Il Kospi sudcoreano ha guadagnato il 2,1% a 6,09K, sostenuto da forti flussi verso i pesi massimi dei semiconduttori. Il rialzo riflette le aspettative che le infrastrutture di nuova generazione per l’AI e le soluzioni di memoria avanzata possano mantenere solido il momentum degli utili. L’Hang Seng di Hong Kong ha aggiunto lo 0,5% a 26,74K, trainato dai titoli tecnologici dopo nuove iniziative governative volte a rafforzare la ricerca e sviluppo nell’AI. Nella Cina continentale, lo Shanghai Composite è salito dello 0,6% a 4,14K, sostenuto da politiche di supporto e da un miglioramento della propensione al rischio.


A livello di singoli titoli, protagonisti i leader tecnologici e dei semiconduttori. A Tokyo, Advantest ha guadagnato il 4,6% dopo aver presentato nuovi prodotti legati all’AI, rafforzando il proprio posizionamento strategico nei sistemi di test per chip. Disco ha aggiunto il 2,2% sulle attese di una domanda sostenuta di apparecchiature per la produzione di semiconduttori. A Seoul, Samsung Electronics è salita del 3,2%, mentre SK Hynix ha sovraperformato con un +4,8% dopo il lancio di chip di memoria di nuova generazione per l’AI, evidenziando il ruolo centrale delle memorie avanzate nei data center.


A Hong Kong, Alibaba ha guadagnato il 5,13% grazie al miglioramento del sentiment sull’e-commerce, mentre Meituan è balzata del 9,71% dopo risultati solidi. Non tutti i titoli tech, però, hanno partecipato al rialzo: JD.com ha perso l’8,32% per prese di profitto, mentre Trend Micro è scesa di oltre il 7% per timori che l’AI possa mettere sotto pressione i modelli tradizionali di cybersecurity. In calo anche Hyundai Motor (-2,8%) per realizzi dopo i recenti guadagni.

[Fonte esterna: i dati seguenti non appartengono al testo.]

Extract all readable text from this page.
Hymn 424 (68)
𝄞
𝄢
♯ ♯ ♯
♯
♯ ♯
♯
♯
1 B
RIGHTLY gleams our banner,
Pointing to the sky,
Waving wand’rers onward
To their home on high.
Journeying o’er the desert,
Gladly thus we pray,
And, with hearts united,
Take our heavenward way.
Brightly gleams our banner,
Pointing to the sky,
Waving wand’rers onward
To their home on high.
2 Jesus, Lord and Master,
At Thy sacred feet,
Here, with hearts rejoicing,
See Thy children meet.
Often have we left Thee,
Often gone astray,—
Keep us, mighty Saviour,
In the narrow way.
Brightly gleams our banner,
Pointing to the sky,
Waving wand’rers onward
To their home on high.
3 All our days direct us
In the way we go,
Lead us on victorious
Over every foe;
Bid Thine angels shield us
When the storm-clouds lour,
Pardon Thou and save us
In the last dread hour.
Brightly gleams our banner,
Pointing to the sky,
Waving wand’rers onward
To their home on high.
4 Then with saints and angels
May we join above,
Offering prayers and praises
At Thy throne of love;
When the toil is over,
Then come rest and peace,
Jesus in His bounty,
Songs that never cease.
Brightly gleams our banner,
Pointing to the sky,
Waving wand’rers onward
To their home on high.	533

Nel complesso, gli investitori stanno premiando le società con un’esposizione concreta all’intelligenza artificiale e un profilo di innovazione scalabile, riducendo al contempo le posizioni nei titoli percepiti come più vulnerabili a incertezze strutturali. La performance dell’azionario asiatico segnala una chiara preferenza di breve termine per i settori growth, con semiconduttori e AI al centro del rally.